Ditmar Staffelt fühlt sich von der Berliner SPD im Stich gelassen. Landeschef Müller ist im Urlaub und schweigt

Von Ulrich Zawatka-Gerlach

Ditmar Staffelt gibt sich keinen Illusionen hin. Er sitzt im Café Merhaba in der Wissmannstraße vor einem Frühstück mit Schafskäse und Knoblauchwurst. Mitten im Bundestags-Wahlkreis Neukölln, den er am 18. September als SPD-Direktkandidat gegen den CDU-Mann und ehemaligen Regierenden Bürgermeister Eberhard Diepgen gewinnen will.

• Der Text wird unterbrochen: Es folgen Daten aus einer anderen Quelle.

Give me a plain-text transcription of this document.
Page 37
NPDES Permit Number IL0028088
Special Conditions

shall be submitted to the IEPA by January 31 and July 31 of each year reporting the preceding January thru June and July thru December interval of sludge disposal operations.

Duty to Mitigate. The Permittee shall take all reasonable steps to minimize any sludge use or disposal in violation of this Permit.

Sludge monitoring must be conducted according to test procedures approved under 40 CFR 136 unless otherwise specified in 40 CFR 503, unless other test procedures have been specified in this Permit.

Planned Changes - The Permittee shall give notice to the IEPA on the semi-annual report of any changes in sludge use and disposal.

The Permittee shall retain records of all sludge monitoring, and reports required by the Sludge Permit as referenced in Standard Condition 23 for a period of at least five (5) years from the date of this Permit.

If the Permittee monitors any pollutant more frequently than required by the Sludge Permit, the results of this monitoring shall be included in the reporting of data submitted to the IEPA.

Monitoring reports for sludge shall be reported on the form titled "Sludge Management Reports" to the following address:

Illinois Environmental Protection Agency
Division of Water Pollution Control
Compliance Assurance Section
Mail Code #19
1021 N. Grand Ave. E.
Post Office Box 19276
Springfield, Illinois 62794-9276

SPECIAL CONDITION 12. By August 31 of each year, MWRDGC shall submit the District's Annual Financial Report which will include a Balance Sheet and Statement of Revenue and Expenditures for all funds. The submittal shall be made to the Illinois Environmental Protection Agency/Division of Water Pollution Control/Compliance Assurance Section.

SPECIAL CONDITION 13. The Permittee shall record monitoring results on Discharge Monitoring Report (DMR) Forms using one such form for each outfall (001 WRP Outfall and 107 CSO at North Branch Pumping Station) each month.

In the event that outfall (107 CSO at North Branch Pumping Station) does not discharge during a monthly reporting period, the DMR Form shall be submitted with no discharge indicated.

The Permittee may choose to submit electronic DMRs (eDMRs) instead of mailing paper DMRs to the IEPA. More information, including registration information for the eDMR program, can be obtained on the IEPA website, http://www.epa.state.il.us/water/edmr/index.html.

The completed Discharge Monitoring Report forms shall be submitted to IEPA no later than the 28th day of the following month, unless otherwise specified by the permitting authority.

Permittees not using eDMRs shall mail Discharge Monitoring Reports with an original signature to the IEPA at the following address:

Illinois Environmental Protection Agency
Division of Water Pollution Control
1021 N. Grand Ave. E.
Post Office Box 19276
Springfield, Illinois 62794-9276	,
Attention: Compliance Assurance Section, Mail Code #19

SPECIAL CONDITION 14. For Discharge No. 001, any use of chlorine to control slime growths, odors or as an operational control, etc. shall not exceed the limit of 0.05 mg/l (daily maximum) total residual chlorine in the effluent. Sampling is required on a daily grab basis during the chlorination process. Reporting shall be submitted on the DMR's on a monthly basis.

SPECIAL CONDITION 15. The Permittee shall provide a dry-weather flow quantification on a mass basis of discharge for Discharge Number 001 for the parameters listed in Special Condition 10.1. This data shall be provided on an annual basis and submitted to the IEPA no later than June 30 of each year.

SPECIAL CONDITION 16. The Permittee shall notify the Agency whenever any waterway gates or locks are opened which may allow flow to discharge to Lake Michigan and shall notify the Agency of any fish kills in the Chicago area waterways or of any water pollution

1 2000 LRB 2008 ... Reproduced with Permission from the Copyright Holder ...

Aber das ist kaum zu packen. Das weiß Staffelt auch, er kennt die Umfragen. Und jetzt kommt hinzu, dass ihn die eigenen Genossen fallen lassen. Die aussichtsreichen Plätze auf der Landesliste der Berliner SPD sollen anderwärtig vergeben werden. „Es täte mir weh“, sagt Staffelt, „auf diese Weise aus der Politik gedrängt zu werden“. Seit 1998 sitzt er im Bundestag, war wirtschaftspolitischer Sprecher der SPD-Fraktion, wurde 2002 parlamentarischer Staatssekretär im Bundeswirtschaftsministerium und Koordinator für die deutsche Luft- und Raumfahrt.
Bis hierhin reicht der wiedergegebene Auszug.